Transportation and transit activist Rick Fernandez will run for the Hillsborough County Commission seat incumbent Les Miller is vacating due to term limits.
Fernandez filed for the District 3 race Monday, joining an already crowded field of Democrats.
No Republicans have filed for the county’s most urban district, which includes downtown Tampa, Ybor City, West Tampa and parts of Seminole Heights. As such, the district favors Democrats.
The race is already crowded. Former Tampa City Council member Frank Reddick, former Hillsborough County Commissioner, Tampa City Council member and mayoral candidate Tom Scott, former Hillsborough County Commission candidate Sky White and former county health care official Gwen Myers are also running.
Fernandez is a retired attorney who has become a prominent figure in Tampa politics in recent years through activism on transit funding and projects and smart design. Fernandez was and remains one of the most vocal opponents to the Florida Department of Transportation’s Tampa Bay Next project, formerly known as Tampa Bay Express, or TBX.
Last year, Fernandez landed a spot on the Hillsborough Transportation Surtax Independent Oversight Committee established under the All For Transportation charter voters approved in late 2018 to audit spending plans for the new sales tax revenue.
Fernandez also sat on the citizen advisory committee for the Hillsborough County Metropolitan Organization, which plans and prioritizes future transportation projects.
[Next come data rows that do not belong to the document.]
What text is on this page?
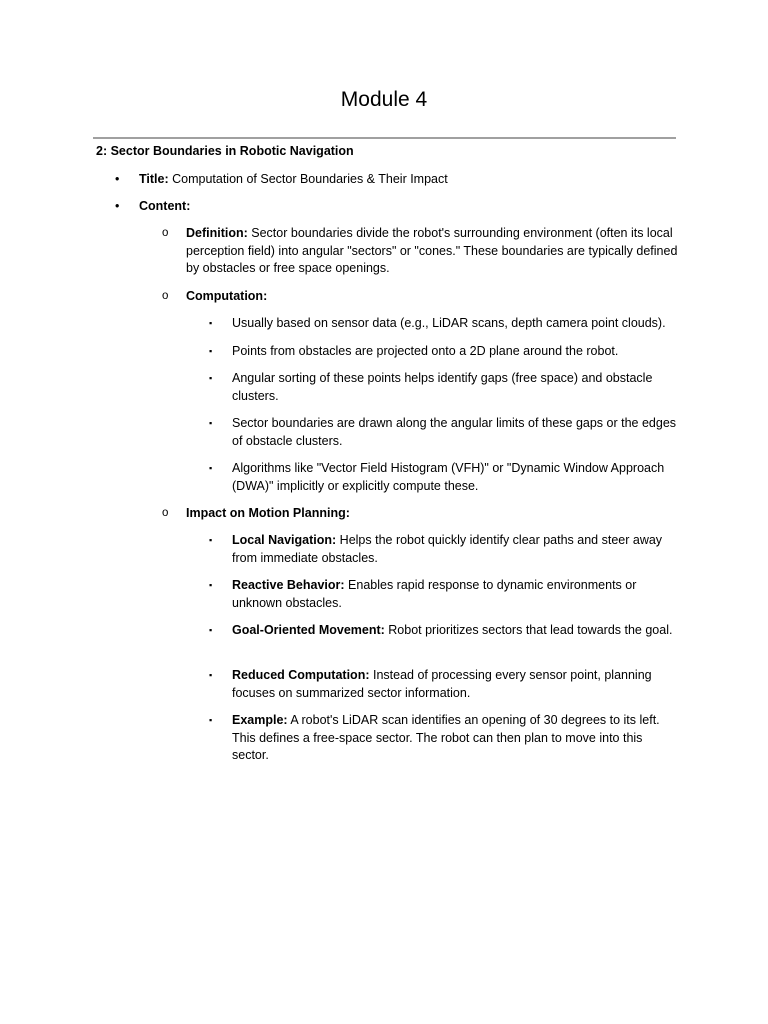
Module 4
2: Sector Boundaries in Robotic Navigation
• Title: Computation of Sector Boundaries & Their Impact
• Content:
o Definition: Sector boundaries divide the robot's surrounding environment (often its local perception field) into angular "sectors" or "cones." These boundaries are typically defined by obstacles or free space openings.
o Computation:
▪ Usually based on sensor data (e.g., LiDAR scans, depth camera point clouds).
▪ Points from obstacles are projected onto a 2D plane around the robot.
▪ Angular sorting of these points helps identify gaps (free space) and obstacle clusters.
▪ Sector boundaries are drawn along the angular limits of these gaps or the edges of obstacle clusters.
▪ Algorithms like "Vector Field Histogram (VFH)" or "Dynamic Window Approach (DWA)" implicitly or explicitly compute these.
o Impact on Motion Planning:
▪ Local Navigation: Helps the robot quickly identify clear paths and steer away from immediate obstacles.
▪ Reactive Behavior: Enables rapid response to dynamic environments or unknown obstacles.
▪ Goal-Oriented Movement: Robot prioritizes sectors that lead towards the goal.
▪ Reduced Computation: Instead of processing every sensor point, planning focuses on summarized sector information.
▪ Example: A robot's LiDAR scan identifies an opening of 30 degrees to its left. This defines a free-space sector. The robot can then plan to move into this sector.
His presence in the race is likely to draw support from a significant portion of the district’s progressive wing and transit activism community, which has grown in recent months and years. And he could draw potential allies in current commissioners who have worked with him on transit issues in the past including Pat Kemp, Kimberly Overman and Mariella Smith, though none have so far weighed in on the race.
But Fernandez faces a tough race.
Three candidates have already raised more than $30,000 in the race. Reddick leads the pack with just shy of $40,000 raised as of the end of February. Myers trails with nearly $38,000 and Scott with just over $31,000. White has raised less than $12,000.
In leaner times, those would be deficits easy to overcome with the right campaign staff and message, but the ongoing coronavirus crisis will make traditional campaigning and fundraising considerably more difficult.
While that challenge faces all of the candidates, Fernandez is the only candidate in the race who didn’t have the benefit of raising funds pre-coronavirus economic crisis, meaning he doesn’t have a bank account to guard carefully as residents weather the proverbial storm.
Fernandez’s token issue is also on the back burner for many Hillsborough residents as massive county and statewide shutdowns have temporarily alleviated the daily reminder of the county’s bursting transportation infrastructure that leaves roads and highways clogged even during non-peak times.
Those closest to the issue will remember, but other less engaged voters might not be looking at transportation as a top issue this election as they instead face a potentially difficult economic recovery.